SCID request bzip2

Discussion of chess software programming and technical issues.

Moderator: Ras

User avatar
jshriver
Posts: 1358
Joined: Wed Mar 08, 2006 9:41 pm
Location: Morgantown, WV, USA

SCID request bzip2

Post by jshriver »

I see scid supports gzip'd pgn files and such, but anyone know the author and can request bzip2 support?

Since pgn is a text format, bzip2 -9 is a much tighter compression format for text than gzip and open source. So should be fairly easy.

Thought I'd post :) if I get desperate might fork and try myself and upload diffs. I'm working with the marcelk dataset and others which primarily use bzip2 so would prefer to keep the data that way to save space.

-Josh
Ron Murawski
Posts: 397
Joined: Sun Oct 29, 2006 4:38 am
Location: Schenectady, NY

Re: SCID request bzip2

Post by Ron Murawski »

I've always gotten better compression on PGNs using open source 7-Zip with the PPMD option. I wrote an article about it a couple of years ago:
http://www.horizonchess.com/pmwiki.php? ... ompression

Maybe BZip2 compression has improved since 2006?
stevenaaus
Posts: 613
Joined: Wed Oct 13, 2010 9:44 am
Location: Australia

Re: SCID request bzip2

Post by stevenaaus »

I'd never realised bzip2 was so much better for text files. :shock: I always wondered why the fuss over bzip2, but a quick test shows it's quite good.

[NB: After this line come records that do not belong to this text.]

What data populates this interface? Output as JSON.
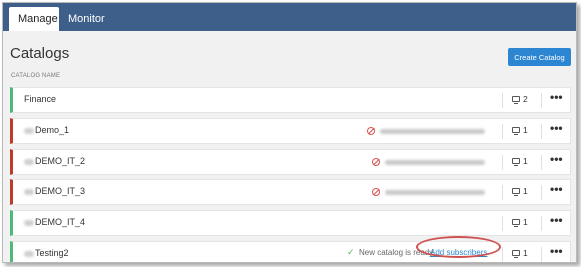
{
  "tabs": [
    {
      "label": "Manage",
      "active": true
    },
    {
      "label": "Monitor",
      "active": false
    }
  ],
  "page": {
    "title": "Catalogs",
    "create_button": "Create Catalog",
    "column_header": "CATALOG NAME"
  },
  "catalogs": [
    {
      "name": "Finance",
      "status": "ok",
      "count": "2",
      "menu": "•••"
    },
    {
      "name": "Demo_1",
      "status": "error",
      "count": "1",
      "menu": "•••"
    },
    {
      "name": "DEMO_IT_2",
      "status": "error",
      "count": "1",
      "menu": "•••"
    },
    {
      "name": "DEMO_IT_3",
      "status": "error",
      "count": "1",
      "menu": "•••"
    },
    {
      "name": "DEMO_IT_4",
      "status": "ok",
      "count": "1",
      "menu": "•••"
    },
    {
      "name": "Testing2",
      "status": "ok",
      "count": "1",
      "menu": "•••",
      "status_text": "New catalog is ready.",
      "status_link": "Add subscribers",
      "check": "✓"
    }
  ],
  "colors": {
    "header_bg": "#3e5f8a",
    "accent_blue": "#2c86d2",
    "ok_green": "#4eb879",
    "error_red": "#c0392b",
    "highlight": "#d05050"
  },
  "icons": [
    "desktop-icon",
    "error-circle-icon",
    "check-icon",
    "more-options-icon"
  ]
}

Coding this feature isn't really my thing though, and imho .zip file support would be more useful. ... I'd probably add bzip2 support if someone coded it (and definitely .zip ;>). And I'd ~guess~ mainline SCID would add the feature if sent as a patch.

You can find the relevant interfaces in tcl/file.tcl where you simply have to add the .bz2 suffix (and preferably detect it via src/tkscid.cpp::sc_info)

Code: Select all

  if {$fName == ""} {
    if {[sc_info gzip]} {
      set ftype {
        { "Scid databases, PGN files" {".si4" ".si3" ".pgn" ".PGN" ".pgn.gz"} }
        { "Scid databases" {".si4" ".si3"} }
        { "PGN files" {".pgn" ".PGN" ".pgn.gz"} }
      }
    } else {
      set ftype {
        { "Scid databases, PGN files" {".si4" ".si3" ".pgn" ".PGN"} }
        { "Scid databases" {".si4" ".si3"} }
        { "PGN files" {".pgn" ".PGN"} }
      }
    }
    set fName [tk_getOpenFile -initialdir $::initialDir(base) -filetypes $ftype -title "Open a Scid file"]
and src/mfile.cpp where the file is opened and decompression routine called

Code: Select all

    const char * suffix = strFileSuffix (name);
    if (suffix != NULL  &&  strEqual (suffix, GZIP_SUFFIX)) {
        // We can only open GZip files read-only for now:
        if (fmode != FMODE_ReadOnly) {
            return ERROR_FileOpen;
        }
#ifdef WINCE
        GzHandle = gzopen (name, "r");
#else
        GzHandle = gzopen (name, "rb");
#endif

        if (GzHandle == NULL) { return ERROR_FileOpen; }
        Type = MFILE_GZIP;
I think this is right.....